SINGAPORE: By tweaking work processes, companies can offer more employment opportunities to people with special needs.
Social and Family Development Minister Chan Chun Sing said this can open up doors for them to participate fully in the community.
He was speaking to the media at the opening of Starbucks' 100th store in Singapore, which has six staff with autism.
Starbucks has been helping to train children from the Autism Resource Centre for the last decade.
And its 100th store in Singapore will further this cause.
The artwork on its walls and the special edition tumblers it's selling are designed by one of its students.
It has also employed six staff with autism.

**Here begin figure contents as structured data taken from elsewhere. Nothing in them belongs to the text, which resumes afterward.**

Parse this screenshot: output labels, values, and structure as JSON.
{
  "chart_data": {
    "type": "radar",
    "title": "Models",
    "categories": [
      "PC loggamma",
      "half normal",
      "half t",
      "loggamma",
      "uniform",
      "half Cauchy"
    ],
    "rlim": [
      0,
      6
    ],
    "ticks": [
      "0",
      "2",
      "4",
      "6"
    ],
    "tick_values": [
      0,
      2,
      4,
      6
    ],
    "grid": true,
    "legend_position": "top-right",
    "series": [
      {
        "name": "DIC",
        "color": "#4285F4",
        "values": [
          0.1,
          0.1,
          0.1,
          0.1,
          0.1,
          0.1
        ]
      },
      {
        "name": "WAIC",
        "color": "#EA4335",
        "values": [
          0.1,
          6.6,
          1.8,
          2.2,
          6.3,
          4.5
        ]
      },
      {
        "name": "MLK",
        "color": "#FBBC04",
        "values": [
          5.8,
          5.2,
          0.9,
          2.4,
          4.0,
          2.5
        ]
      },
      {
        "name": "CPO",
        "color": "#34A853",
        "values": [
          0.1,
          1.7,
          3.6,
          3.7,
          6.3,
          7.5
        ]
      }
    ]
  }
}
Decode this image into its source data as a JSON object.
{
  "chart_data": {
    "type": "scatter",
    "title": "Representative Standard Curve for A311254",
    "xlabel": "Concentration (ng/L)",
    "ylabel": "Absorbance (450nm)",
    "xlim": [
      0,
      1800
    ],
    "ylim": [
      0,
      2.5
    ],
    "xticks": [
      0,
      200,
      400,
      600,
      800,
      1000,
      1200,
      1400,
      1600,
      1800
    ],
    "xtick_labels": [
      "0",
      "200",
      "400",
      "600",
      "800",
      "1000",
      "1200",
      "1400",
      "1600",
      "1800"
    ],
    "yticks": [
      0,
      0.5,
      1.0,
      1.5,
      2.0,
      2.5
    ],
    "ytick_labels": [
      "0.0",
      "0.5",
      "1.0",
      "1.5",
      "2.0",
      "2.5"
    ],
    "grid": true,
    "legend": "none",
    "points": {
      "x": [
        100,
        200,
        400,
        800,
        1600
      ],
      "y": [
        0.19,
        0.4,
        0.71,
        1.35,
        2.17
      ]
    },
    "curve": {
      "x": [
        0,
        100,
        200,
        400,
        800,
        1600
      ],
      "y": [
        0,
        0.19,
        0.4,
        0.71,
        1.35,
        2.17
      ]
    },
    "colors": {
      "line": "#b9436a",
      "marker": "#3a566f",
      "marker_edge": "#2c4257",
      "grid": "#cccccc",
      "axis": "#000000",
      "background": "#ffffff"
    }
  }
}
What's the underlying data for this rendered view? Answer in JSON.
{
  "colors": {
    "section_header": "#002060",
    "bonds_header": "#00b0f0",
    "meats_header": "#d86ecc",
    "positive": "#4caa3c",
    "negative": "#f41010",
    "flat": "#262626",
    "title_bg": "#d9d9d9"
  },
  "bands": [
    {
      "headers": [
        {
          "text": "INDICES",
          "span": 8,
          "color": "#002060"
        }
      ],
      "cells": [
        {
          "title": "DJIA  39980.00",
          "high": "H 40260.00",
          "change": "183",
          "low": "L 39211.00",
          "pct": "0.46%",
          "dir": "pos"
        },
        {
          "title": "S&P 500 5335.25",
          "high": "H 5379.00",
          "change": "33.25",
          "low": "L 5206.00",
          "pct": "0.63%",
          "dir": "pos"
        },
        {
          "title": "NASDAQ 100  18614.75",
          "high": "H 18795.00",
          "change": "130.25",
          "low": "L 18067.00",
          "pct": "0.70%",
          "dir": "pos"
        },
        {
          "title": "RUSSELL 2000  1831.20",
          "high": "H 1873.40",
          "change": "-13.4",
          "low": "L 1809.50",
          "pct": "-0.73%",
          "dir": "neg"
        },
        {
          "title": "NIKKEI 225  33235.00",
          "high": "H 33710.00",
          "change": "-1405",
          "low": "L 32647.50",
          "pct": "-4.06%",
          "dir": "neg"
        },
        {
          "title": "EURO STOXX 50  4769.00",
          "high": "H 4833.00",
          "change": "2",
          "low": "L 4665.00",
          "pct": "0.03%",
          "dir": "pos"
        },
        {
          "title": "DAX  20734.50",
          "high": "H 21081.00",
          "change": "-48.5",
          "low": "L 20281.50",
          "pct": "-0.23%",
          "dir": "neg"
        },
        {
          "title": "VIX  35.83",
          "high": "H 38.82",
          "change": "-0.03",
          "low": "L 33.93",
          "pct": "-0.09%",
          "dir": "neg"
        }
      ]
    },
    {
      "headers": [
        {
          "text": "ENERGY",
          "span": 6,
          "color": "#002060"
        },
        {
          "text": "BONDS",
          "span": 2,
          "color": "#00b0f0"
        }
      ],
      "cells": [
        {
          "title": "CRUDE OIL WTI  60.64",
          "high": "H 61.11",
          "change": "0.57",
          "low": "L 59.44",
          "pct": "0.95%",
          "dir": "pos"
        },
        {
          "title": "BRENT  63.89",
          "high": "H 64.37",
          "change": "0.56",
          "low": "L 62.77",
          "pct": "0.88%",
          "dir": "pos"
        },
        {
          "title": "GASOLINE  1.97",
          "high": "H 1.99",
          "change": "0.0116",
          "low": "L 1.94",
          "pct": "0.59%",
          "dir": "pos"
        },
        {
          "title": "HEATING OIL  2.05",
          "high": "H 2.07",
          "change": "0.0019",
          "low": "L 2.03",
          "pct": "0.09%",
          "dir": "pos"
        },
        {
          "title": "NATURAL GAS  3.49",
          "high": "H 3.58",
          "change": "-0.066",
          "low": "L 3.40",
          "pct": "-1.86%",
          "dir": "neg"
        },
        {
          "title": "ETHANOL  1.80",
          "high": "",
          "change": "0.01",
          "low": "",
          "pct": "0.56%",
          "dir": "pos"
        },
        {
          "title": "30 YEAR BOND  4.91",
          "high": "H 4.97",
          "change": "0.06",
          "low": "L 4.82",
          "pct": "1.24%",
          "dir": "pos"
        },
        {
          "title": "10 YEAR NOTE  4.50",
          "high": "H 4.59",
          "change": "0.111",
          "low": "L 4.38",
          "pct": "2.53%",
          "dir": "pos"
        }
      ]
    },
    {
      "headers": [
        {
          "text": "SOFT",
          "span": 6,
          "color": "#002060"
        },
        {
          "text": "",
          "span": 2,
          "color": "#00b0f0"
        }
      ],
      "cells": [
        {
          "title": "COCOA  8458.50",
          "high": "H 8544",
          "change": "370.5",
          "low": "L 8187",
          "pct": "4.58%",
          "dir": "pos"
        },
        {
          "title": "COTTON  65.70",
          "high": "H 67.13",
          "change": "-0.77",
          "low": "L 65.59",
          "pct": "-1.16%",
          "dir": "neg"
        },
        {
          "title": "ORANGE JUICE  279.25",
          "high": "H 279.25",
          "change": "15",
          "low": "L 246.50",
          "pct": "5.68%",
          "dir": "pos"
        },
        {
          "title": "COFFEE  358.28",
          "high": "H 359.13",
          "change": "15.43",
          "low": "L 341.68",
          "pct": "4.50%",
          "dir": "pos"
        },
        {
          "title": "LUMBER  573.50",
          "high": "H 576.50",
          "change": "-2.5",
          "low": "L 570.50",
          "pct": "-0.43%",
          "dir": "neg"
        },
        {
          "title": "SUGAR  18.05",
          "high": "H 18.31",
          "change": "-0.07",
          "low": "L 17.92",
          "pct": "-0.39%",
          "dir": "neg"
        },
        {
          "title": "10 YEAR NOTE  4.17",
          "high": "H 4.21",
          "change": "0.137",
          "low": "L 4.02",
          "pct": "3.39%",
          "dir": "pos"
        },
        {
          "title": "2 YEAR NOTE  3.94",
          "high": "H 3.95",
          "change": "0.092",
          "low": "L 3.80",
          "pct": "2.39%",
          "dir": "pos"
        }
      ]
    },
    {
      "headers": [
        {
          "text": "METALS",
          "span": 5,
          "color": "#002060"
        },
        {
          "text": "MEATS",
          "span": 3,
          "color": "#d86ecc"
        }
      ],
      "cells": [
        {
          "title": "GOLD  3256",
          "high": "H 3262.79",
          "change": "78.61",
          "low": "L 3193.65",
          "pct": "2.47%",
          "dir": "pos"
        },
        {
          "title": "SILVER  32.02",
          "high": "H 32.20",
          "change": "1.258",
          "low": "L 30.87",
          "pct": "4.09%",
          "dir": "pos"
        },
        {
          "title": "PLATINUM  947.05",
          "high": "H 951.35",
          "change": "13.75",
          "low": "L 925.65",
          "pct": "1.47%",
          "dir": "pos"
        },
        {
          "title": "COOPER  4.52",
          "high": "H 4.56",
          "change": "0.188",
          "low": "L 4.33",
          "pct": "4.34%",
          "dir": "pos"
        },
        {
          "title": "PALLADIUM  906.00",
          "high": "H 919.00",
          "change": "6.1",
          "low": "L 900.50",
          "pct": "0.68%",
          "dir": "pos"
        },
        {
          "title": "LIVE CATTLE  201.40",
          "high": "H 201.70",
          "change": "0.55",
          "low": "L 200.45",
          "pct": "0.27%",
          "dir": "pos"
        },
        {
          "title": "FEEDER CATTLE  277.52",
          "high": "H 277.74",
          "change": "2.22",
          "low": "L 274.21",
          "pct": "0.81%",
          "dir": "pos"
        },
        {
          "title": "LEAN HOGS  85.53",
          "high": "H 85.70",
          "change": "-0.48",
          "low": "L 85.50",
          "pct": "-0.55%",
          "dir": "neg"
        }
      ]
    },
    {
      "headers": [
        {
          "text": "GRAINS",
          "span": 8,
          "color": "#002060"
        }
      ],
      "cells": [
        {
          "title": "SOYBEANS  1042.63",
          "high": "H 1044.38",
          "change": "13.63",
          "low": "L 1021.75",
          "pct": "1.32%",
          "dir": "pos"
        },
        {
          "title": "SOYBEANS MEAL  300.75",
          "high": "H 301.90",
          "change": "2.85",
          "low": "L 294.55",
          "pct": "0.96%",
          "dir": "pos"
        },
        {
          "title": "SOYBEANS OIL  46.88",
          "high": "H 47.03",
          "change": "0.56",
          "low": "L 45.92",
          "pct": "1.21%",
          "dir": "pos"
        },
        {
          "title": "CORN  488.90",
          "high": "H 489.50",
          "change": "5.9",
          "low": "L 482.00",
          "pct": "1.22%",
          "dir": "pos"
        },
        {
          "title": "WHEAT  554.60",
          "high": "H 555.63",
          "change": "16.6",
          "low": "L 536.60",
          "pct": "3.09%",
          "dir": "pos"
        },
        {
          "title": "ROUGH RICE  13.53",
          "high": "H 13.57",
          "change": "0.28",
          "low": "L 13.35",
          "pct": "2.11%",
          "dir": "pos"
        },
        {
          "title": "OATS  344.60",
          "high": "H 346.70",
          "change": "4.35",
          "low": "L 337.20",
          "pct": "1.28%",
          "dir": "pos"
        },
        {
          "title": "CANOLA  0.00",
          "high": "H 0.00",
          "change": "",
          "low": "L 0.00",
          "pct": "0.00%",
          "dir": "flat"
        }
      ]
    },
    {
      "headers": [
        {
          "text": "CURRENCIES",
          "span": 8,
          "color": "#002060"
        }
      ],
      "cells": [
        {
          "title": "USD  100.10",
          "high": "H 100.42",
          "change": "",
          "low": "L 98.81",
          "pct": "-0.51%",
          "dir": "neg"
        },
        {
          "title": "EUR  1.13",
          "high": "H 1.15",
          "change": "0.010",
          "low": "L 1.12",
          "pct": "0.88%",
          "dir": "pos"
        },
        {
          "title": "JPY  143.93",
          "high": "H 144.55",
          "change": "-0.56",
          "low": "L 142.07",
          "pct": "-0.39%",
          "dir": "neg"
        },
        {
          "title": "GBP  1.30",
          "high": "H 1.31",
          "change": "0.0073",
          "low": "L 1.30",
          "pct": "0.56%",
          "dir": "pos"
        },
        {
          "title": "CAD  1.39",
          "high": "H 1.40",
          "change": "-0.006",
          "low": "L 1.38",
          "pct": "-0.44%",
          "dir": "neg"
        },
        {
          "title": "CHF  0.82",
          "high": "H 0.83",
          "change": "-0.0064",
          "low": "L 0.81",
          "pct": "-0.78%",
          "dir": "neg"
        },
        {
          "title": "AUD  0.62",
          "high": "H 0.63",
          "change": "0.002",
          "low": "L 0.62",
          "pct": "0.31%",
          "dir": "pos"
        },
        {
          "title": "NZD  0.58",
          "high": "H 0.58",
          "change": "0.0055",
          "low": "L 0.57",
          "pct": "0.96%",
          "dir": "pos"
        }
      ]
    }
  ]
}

To tap on their strengths, the company re-designed the role of a barista so that they can specialise in what they do best.
Denis Phua, president of Autism Resource Centre and an MP for Moulmein-Kallang GRC, said: "It's not difficult to find employers who are willing to accept people with special needs mainly also because it's such a tight labour market now. There're many kinds of employers out there. The challenge is to find an employer who's willing to put in the extra mile, walk the extra mile to physically construct the place, to modify the work systems, to provide ongoing support, not just on a one-time basis, but on an ongoing basis."
Mr Chan said: "Actually, many corporations can come on board by just doing a bit of redesigning of their work processes and then that will open up many doors for the people with special needs to participate fully in the community.
"This is the kind of spirit that we hope to see - that people come on to this venture not just because they seem to pity the people with special needs but they actually see the people with special needs as partners worthy in their own right to be able to contribute meaningfully to their company and the job that they provide for."
Mr Chan said he hopes more companies can come onboard to offer job opportunities to people with special needs.